24. In the instant suit, the trial magistrate awarded Kshs 3,601,077. 20/= as damages for pain and suffering, future medical expenses and cost of prosthesis and loss of future earnings.
25. The respondent herein sustained an injury on his right leg below the knee which was amputated. The doctor assessed incapacitation at 58% due to the amputation. In Kurawa Industries Limited vs. Dama Kiti &Another [2017] eKLR which was relied on by the respondent the court held that:
“The scenario given by the above awards shows that damages for amputation of one’s leg above the knee would range from Kshs.1. 2 million to Kshs.2. 5 million. The trial court awarded Kshs.2 million on 26. 6.2015. I find that assessment not to be excessive. It is within the amounts awarded for similar injuries. There is the case of Samuel Musinga Mwatete (supra) where Kshs.1. 5 million was awarded in 2012. The case of Patrick Mbatha Kyengo was decided in 2013. Kshs.1. 6 million was awarded. An award of Kshs.2 million in 2015 cannot be excessive noting that Kshs.2. 5 million was awarded in March 2014 in the case of Cosmas Mutiso Mwema (supra).”
26. The Court of Appeal in Mumias Sugar Company Limited vs. Francis Wanalo (2007) eKLRstated that
“…The award for loss of earning capacity can be made both when the plaintiff is employed at the time of the trial and even when he is not so employed.

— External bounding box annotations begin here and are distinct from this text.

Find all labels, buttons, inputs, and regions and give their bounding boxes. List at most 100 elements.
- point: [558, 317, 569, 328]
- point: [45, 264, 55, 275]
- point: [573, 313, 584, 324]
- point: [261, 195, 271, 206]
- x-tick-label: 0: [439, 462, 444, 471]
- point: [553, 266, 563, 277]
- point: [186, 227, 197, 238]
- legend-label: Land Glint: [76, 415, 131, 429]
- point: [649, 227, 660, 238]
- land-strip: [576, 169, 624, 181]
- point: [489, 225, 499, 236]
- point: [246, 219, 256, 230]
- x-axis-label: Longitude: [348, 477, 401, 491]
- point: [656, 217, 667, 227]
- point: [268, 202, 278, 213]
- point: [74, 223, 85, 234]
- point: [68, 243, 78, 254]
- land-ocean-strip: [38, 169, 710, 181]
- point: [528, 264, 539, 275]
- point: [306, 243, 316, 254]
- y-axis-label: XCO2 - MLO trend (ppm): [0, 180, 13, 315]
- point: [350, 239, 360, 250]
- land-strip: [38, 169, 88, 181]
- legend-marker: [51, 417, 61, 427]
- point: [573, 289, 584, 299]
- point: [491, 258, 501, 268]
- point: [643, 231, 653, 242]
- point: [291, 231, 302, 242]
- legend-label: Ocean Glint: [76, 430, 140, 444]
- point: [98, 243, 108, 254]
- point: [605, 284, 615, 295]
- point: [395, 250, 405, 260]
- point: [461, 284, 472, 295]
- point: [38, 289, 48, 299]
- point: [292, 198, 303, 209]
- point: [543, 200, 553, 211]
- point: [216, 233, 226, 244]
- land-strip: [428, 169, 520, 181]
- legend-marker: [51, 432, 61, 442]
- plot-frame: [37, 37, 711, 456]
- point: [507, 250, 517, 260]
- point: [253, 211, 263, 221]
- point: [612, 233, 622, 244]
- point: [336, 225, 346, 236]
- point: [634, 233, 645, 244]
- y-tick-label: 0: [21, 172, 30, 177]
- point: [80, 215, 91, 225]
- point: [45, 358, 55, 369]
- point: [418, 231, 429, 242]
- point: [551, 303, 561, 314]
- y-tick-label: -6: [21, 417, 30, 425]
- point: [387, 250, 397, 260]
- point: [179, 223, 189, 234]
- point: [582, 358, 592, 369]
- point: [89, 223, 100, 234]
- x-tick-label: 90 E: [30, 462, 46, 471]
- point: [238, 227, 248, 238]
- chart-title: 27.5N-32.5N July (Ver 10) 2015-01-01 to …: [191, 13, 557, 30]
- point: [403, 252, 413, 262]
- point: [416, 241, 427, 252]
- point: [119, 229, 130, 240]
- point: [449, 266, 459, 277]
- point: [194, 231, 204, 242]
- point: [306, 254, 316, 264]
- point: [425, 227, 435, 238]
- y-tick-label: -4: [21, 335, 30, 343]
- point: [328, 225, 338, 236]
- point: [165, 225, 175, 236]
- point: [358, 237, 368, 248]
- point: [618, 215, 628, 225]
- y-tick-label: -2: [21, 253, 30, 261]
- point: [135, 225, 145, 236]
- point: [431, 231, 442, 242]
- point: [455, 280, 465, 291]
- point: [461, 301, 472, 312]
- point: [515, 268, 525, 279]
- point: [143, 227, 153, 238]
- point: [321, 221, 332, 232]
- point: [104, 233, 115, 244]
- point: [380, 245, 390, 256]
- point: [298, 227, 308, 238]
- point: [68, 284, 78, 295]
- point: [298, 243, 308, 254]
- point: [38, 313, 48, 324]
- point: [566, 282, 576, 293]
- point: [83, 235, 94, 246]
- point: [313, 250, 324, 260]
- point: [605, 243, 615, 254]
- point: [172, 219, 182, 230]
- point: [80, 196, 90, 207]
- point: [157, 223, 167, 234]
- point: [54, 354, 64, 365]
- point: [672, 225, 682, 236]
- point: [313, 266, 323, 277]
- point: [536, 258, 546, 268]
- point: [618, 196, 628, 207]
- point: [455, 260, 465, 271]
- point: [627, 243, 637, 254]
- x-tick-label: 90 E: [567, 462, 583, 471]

The justification for the award when plaintiff is employed is to compensate the plaintiff for the risk that the disability has exposed him of either losing his job in future or in case he loses the job, his diminution of chances of getting an alternative job in the labour market while the justification for the award where the plaintiff is not employed at the date of trial, is to compensate the plaintiff for the risk that he will not get employment or suitable employment in future. Loss of earning capacity can be claimed and awarded as part of general damages for pain, suffering and loss of amenities or as a separate head of damages. The award can be a token one, modest or substantial depending on the circumstances of each case. There is no formula for assessing loss of earning capacity. Nevertheless, the Judge has to apply the correct principles and take the relevant factors into account in order to ascertain the real or approximate financial loss that the plaintiff has suffered as a result of disability.”

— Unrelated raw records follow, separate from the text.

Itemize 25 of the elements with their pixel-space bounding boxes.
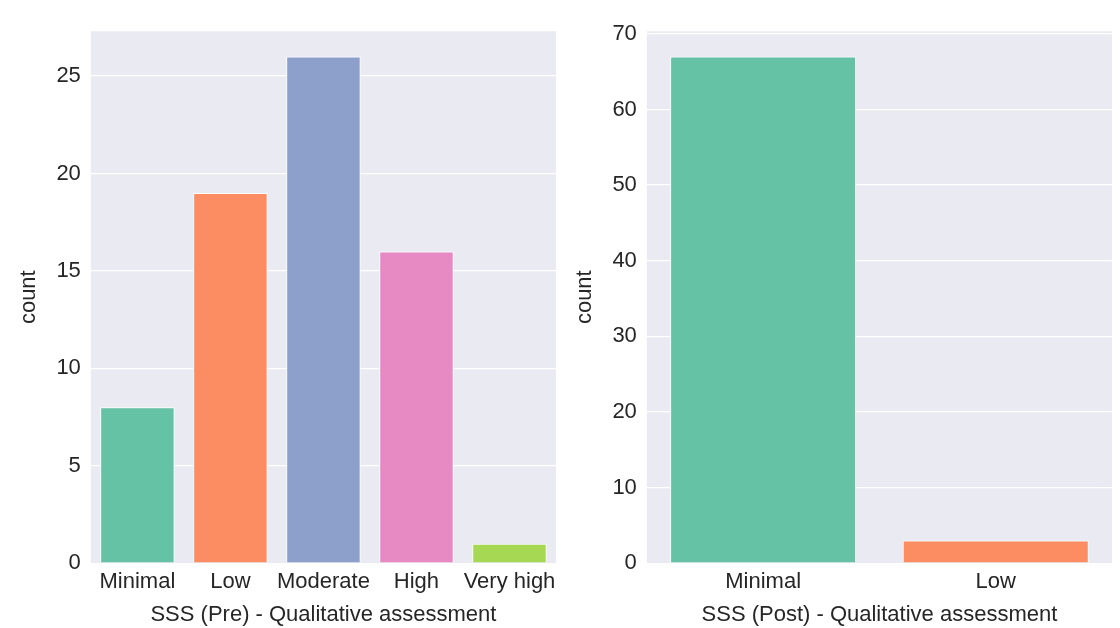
- y-tick-label: 70: [612, 19, 637, 45]
- x-tick-label: High: [393, 568, 440, 594]
- y-tick-label: 50: [612, 171, 637, 197]
- x-axis-title: SSS (Post) - Qualitative assessment: [701, 600, 1058, 626]
- x-tick-label: Low: [210, 568, 251, 594]
- x-tick-label: Moderate: [276, 568, 370, 594]
- y-tick-label: 30: [612, 322, 637, 348]
- y-tick-label: 10: [56, 354, 81, 380]
- y-tick-label: 0: [624, 549, 637, 575]
- x-axis-title: SSS (Pre) - Qualitative assessment: [150, 600, 497, 626]
- x-tick-label: Very high: [463, 568, 556, 594]
- y-tick-label: 25: [56, 62, 81, 88]
- y-tick-label: 15: [56, 256, 81, 282]
- y-tick-label: 20: [56, 159, 81, 185]
- y-axis-title: count: [571, 270, 597, 325]
- x-tick-label: Minimal: [725, 568, 802, 594]
- y-tick-label: 0: [68, 549, 81, 575]
- y-axis-title: count: [15, 270, 41, 325]
- x-tick-label: Minimal: [99, 568, 176, 594]
- x-tick-label: Low: [975, 568, 1017, 594]
- y-tick-label: 5: [68, 451, 81, 477]
- y-tick-label: 10: [612, 473, 637, 499]
- y-tick-label: 60: [612, 95, 637, 121]
- y-tick-label: 40: [612, 246, 637, 272]
- y-tick-label: 20: [612, 398, 637, 424]
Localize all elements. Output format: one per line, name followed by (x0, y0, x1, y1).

27. A reading of the impugned judgment shows that the learned trial magistrate considered the evidence adduced, the law and decided cases before arriving at the decision he made. The appellants have no issue with the authorities relied on by the court. I am convinced that the trial court considered the authorities submitted on. I however do not find a satisfactory explanation for the award of Kshs 2,300,000/= after considering the authorities cited whose awards range from Kshs 1,600,000/=-1,900,000/=. Further, on considering that a separate award has been made for loss of future earning capacity I find an award of Kshs 1,800,000/= to be reasonable for pain and suffering.

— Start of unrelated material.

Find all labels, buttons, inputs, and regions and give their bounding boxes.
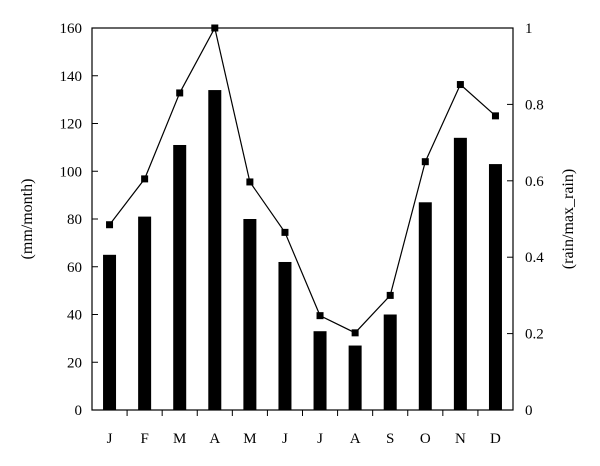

28. On loss of future earnings the respondent was aged 57 years at the time of accident. Since no earnings were proved the trial was right in applying the minimum wage of an unskilled labourer. A multiplier of 5 years is sufficient as its not very certain for how long he would have worked. The loss will therefore be:
9,780. 95 x 5 x 12 = 586,857
29. The upshot is that the lower court judgment is set aside and I make the following awards:
- General damages for pain and suffering ………. Kshs 1,800,000/=
- Loss of future earning capacity…………………Kshs 586,857/=
- Future medical expenses and costs of prosthesis…Kshs 200,000/=
- Special damages…………………………………. Kshs 279,478/=
TOTAL – Kshs 2,866,335/=
30. I therefore enter judgment in favour of the respondent for Kshs 2,866,335/= (Kshs Three million, sixty-six thousand, three hundred and thirty-five only) plus interest and costs.
The appellants get ½ of the costs of the appeal.
Orders accordingly.
Delivered, signed and dated this 19th day of May 2021.